Temporary Files and Tables for State Management
Temporary tables Database tables for maintaining state information. This approach is suitable for maintaining a large amount of data.

Uniface provides an automatic temporary-table mechanism for you to maintain state through its state management component USYSSTAT.

Using Default Temporary Tables to Maintain State
URL-based state management URL followed by a context information.

For USPs, if browsers are configured to not allow cookies, you can specify the session ID as a URL query string, or dynamically choose to use either a cookie or a URL depending on the browser.

Note:  URL-based state management is not supported for dynamic server pages.

Uniface URL-Based State Management
Hyperlinks Similar to URL-based state management, but used to pass context information and parameters between different server pages. This technique is generally used in static server pages to go from an index page to a detail page.

In a non-Web application, context information can be passed from one component to another through operation parameters. This is inapplicable for static web applications because operations called through a URL cannot have parameters defined in the component signature.

In web applications, the user context information is placed into the query string part of the URL following the question mark (?) and can be interrogated using $webinfo.
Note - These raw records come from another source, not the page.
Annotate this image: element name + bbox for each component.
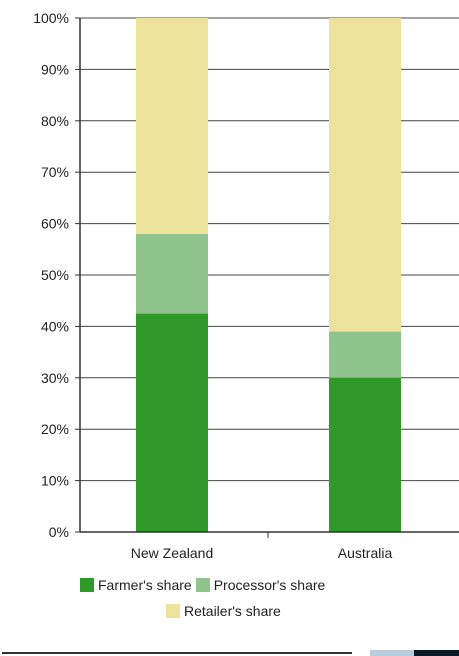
y-tick-label-30: 30%: [41, 370, 69, 386]
bar-new-zealand-retailer-s-share: [136, 18, 208, 234]
legend-row-2: Retailer's share: [166, 603, 285, 619]
x-tick-labels: New Zealand Australia: [131, 545, 393, 561]
legend-swatch-farmer: [80, 578, 94, 592]
x-tick-label-new-zealand: New Zealand: [131, 545, 214, 561]
x-tick-label-australia: Australia: [338, 545, 393, 561]
y-tick-label-100: 100%: [33, 10, 69, 26]
bar-australia-retailer-s-share: [329, 18, 401, 332]
axes: [75, 17, 459, 538]
y-tick-label-20: 20%: [41, 421, 69, 437]
y-tick-label-50: 50%: [41, 267, 69, 283]
y-tick-label-60: 60%: [41, 216, 69, 232]
legend-label-processor: Processor's share: [213, 577, 326, 593]
y-tick-labels: 0% 10% 20% 30% 40% 50% 60% 70% 80% 90% 100%: [33, 10, 69, 540]
bar-australia-farmer-s-share: [329, 377, 401, 532]
bottom-swatch-light: [370, 650, 414, 656]
y-tick-label-90: 90%: [41, 61, 69, 77]
bar-new-zealand-farmer-s-share: [136, 313, 208, 532]
legend-label-retailer: Retailer's share: [184, 603, 281, 619]
legend-item-processor: Processor's share: [195, 577, 326, 593]
y-tick-label-10: 10%: [41, 473, 69, 489]
y-tick-label-80: 80%: [41, 113, 69, 129]
bars: [136, 18, 401, 532]
bar-new-zealand-processor-s-share: [136, 233, 208, 314]
y-tick-label-70: 70%: [41, 164, 69, 180]
y-tick-label-40: 40%: [41, 318, 69, 334]
bottom-swatch-dark: [414, 650, 459, 656]
legend-label-farmer: Farmer's share: [98, 577, 192, 593]
legend-swatch-processor: [195, 578, 210, 592]
legend-row-1: Farmer's share Processor's share: [80, 577, 329, 593]
bottom-divider: [2, 652, 352, 654]
legend-swatch-retailer: [166, 604, 180, 618]
legend-item-farmer: Farmer's share: [80, 577, 192, 593]
legend-item-retailer: Retailer's share: [166, 603, 281, 619]
y-tick-label-0: 0%: [49, 524, 69, 540]
bar-australia-processor-s-share: [329, 331, 401, 378]
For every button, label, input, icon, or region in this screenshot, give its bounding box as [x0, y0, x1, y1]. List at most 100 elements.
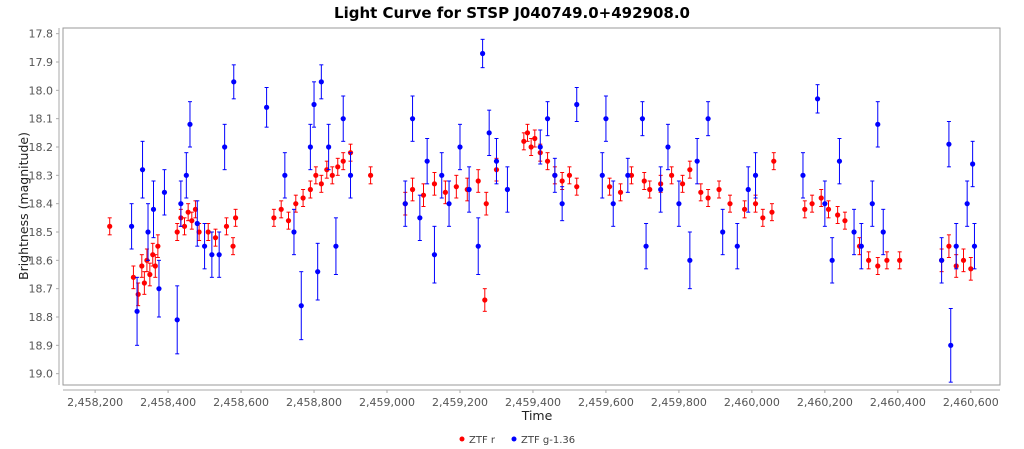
data-point [141, 280, 147, 286]
data-point [307, 186, 313, 193]
series-ztf-r [107, 123, 974, 312]
data-point [875, 263, 881, 269]
data-point [643, 243, 649, 249]
data-point [493, 158, 500, 164]
plot-area [62, 27, 1001, 386]
y-tick-label: 18.6 [29, 254, 54, 267]
data-point [230, 243, 236, 249]
data-point [315, 269, 321, 275]
data-point [367, 172, 374, 178]
data-point [107, 223, 113, 229]
data-point [318, 181, 324, 187]
data-point [192, 206, 199, 212]
y-tick-label: 18.7 [29, 283, 54, 296]
data-point [439, 172, 445, 178]
y-tick-label: 18.8 [29, 311, 54, 324]
data-point [948, 342, 954, 348]
data-point [752, 201, 759, 207]
data-point [282, 172, 288, 178]
y-tick-label: 17.8 [29, 28, 54, 41]
data-point [970, 161, 976, 167]
data-point [278, 206, 284, 212]
data-point [326, 144, 332, 150]
data-point [665, 144, 671, 150]
data-point [152, 263, 158, 269]
data-point [745, 186, 751, 193]
y-tick-label: 18.9 [29, 339, 54, 352]
data-point [559, 178, 565, 184]
data-point [139, 263, 145, 269]
data-point [720, 229, 726, 235]
data-point [504, 186, 511, 193]
data-point [402, 201, 408, 207]
data-point [420, 192, 427, 198]
data-point [566, 172, 573, 178]
data-point [329, 172, 335, 178]
data-point [705, 116, 711, 122]
data-point [705, 195, 711, 201]
y-tick-label: 18.0 [29, 84, 54, 97]
data-point [181, 223, 188, 229]
data-point [760, 215, 766, 221]
data-point [424, 158, 430, 164]
data-point [698, 189, 704, 195]
y-tick-label: 18.2 [29, 141, 54, 154]
y-tick-label: 18.3 [29, 169, 54, 182]
data-point [897, 257, 903, 263]
data-point [446, 201, 452, 207]
y-tick-label: 18.1 [29, 113, 54, 126]
data-point [800, 172, 806, 178]
y-tick-label: 19.0 [29, 368, 54, 381]
data-point [842, 218, 848, 224]
data-point [752, 172, 759, 178]
x-tick-label: 2,459,600 [578, 396, 634, 409]
data-point [532, 135, 538, 142]
data-point [409, 186, 416, 193]
data-point [347, 172, 354, 178]
data-point [212, 235, 219, 241]
data-point [544, 158, 551, 164]
data-point [147, 271, 153, 278]
data-point [156, 286, 162, 292]
data-point [264, 104, 270, 110]
data-point [939, 257, 945, 263]
y-tick-label: 17.9 [29, 56, 54, 69]
data-point [145, 229, 151, 235]
data-point [183, 172, 189, 178]
data-point [946, 243, 952, 249]
data-point [825, 206, 832, 212]
data-point [291, 229, 297, 235]
data-point [300, 195, 306, 201]
legend-item: ZTF r [459, 435, 496, 446]
y-axis: 17.8 17.9 18.0 18.1 18.2 18.3 18.4 18.5 18.6 18.7… [29, 28, 60, 385]
y-axis-label: Brightness (magnitude) [16, 132, 31, 280]
data-point [174, 317, 180, 323]
data-point [134, 308, 140, 314]
data-point [222, 144, 228, 150]
data-point [135, 291, 141, 297]
data-point [669, 172, 675, 178]
data-point [155, 243, 161, 249]
data-point [625, 172, 631, 178]
data-point [734, 243, 740, 249]
data-point [232, 215, 239, 221]
data-point [298, 303, 304, 309]
data-point [875, 121, 881, 127]
data-point [311, 101, 317, 108]
data-point [809, 201, 815, 207]
data-point [457, 144, 463, 150]
data-point [716, 186, 722, 193]
data-point [971, 243, 978, 249]
data-point [528, 144, 534, 150]
data-point [453, 184, 459, 190]
data-point [835, 212, 841, 218]
data-point [727, 201, 733, 207]
data-point [687, 257, 693, 263]
legend-marker [511, 436, 517, 442]
x-axis-label: Time [521, 408, 553, 423]
data-point [307, 144, 313, 150]
data-point [340, 116, 346, 122]
data-point [559, 201, 565, 207]
data-point [194, 220, 200, 227]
A list can also be passed in the query string by separating items in the list with ampersands (&).

Calling Operations on Static Server Pages
Hidden fields Fields contained within the HTML code that are not displayed in the browser. You can save the state information into the hidden fields before the component is destroyed, and get them from the hidden field when dealing with next request.

Hidden fields are suitable for a small amount of state information.

Creating Hidden Fields
Authentication A mechanism of identifying users for access control.

This mechanism can also be used to trace user information. Once a user has been authenticated for a particular set of resources, the user name and password are available for the duration of the session until the browser window is closed. Combined with the temporary table mechanism, this user information can be used to identify which state-information record belongs to which user.